Maximon is known variously as a Mayan version of St. Simon, a Satanic figure, a representation of Judas or a link to the Spanish conqueror Pedro de Alvarado. Other analysts say he is a blend of the Mayan Earth Lord Mam and the apostle Simon Peter, Jesus’ first disciple.
Throughout the year, Maximon’s devotees, from Santiago and from throughout Guatemala and even from the United States, come to make offerings and ask favors to this statue also known as Rilaj Mam, meaning “Holy Grandfather” or “Holy Boy” in the local T’zutujil Mayan language.
To some Western tourists’ eyes, viewing the simultaneous parading of the statues of Maximon and Jesus Christ on Good Friday may seem like a demonstration of “dueling deities.”

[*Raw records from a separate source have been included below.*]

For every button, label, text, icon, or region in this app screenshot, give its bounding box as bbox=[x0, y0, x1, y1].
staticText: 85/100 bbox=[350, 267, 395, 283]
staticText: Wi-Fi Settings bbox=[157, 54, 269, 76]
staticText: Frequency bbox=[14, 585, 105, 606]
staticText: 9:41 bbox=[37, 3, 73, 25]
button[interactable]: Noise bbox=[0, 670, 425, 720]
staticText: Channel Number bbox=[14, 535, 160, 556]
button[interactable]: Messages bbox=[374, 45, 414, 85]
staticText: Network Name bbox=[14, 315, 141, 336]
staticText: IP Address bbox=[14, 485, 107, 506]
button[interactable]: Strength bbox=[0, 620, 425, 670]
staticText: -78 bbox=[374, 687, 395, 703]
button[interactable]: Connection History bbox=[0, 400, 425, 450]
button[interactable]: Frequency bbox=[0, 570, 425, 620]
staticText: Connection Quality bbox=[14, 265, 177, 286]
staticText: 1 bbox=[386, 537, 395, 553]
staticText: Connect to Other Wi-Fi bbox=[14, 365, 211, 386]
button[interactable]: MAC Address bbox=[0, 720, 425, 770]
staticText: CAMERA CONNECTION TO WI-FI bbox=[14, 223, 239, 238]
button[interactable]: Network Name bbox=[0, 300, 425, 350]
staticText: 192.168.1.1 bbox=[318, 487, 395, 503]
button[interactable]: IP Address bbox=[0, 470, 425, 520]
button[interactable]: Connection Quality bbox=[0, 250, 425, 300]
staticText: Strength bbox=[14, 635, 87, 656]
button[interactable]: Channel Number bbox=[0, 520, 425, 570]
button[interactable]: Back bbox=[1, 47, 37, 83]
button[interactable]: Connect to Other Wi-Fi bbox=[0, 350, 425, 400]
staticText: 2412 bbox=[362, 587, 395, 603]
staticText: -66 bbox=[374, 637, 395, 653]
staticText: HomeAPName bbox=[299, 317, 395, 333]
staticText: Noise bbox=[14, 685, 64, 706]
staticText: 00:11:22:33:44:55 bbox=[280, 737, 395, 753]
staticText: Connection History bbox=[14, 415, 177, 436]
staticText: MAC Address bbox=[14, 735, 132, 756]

But Dolores Ratzan says that is not the case at all.
“No, they are not competing,” she explained. “They go together because the celebration of Jesus to the Mayans represents the corn, like Jesus’ resurrection, and then Maximon is like the Mayan protector (with whom) my ancestors left their knowledge, their medicine and their prayers ... So the Maximon is the ‘Holy Grandfather’ who follows Jesus, like father and son… It's not competing—they are working together.”
However, the administrator of the Catholic Church of Santiago, 38 year-old Felipe Coche, insists that the two devotions are completely different, although there may be some townspeople who pay homage to both Catholic traditions and to Maximon.
“The Mayan tradition of Maximon has nothing to do with the Catholic Church,” he said. “The Church completely rejects this.”
Because Easter celebrations often coincide with the celebration of the Mayan New Year and the coming of the spring rains, there is one other aspect of the Lenten rituals in Santiago that dates back to pre-Colombian times. At the beginning of Holy Week, the men of Santiago begin a long trek of 24 hours from their village to the Pacific coast and back, returning with boxes and baskets of colorful tropical fruits like coconuts, mangoes and plantains to decorate their village.
“This is a big sacrifice that the men of Santiago make,” said Dolores Ratzan, who will be among the women welcoming the men back on Holy Wednesday.
These rich centuries-old Mayan traditions continued by the followers of the cult of Maximon blend easily with the vibrant Catholic Lenten and Easter celebrations, making Easter in this Mayan community on the southwest shores of Guatemala’s Lake Atitlan an unforgettable experience.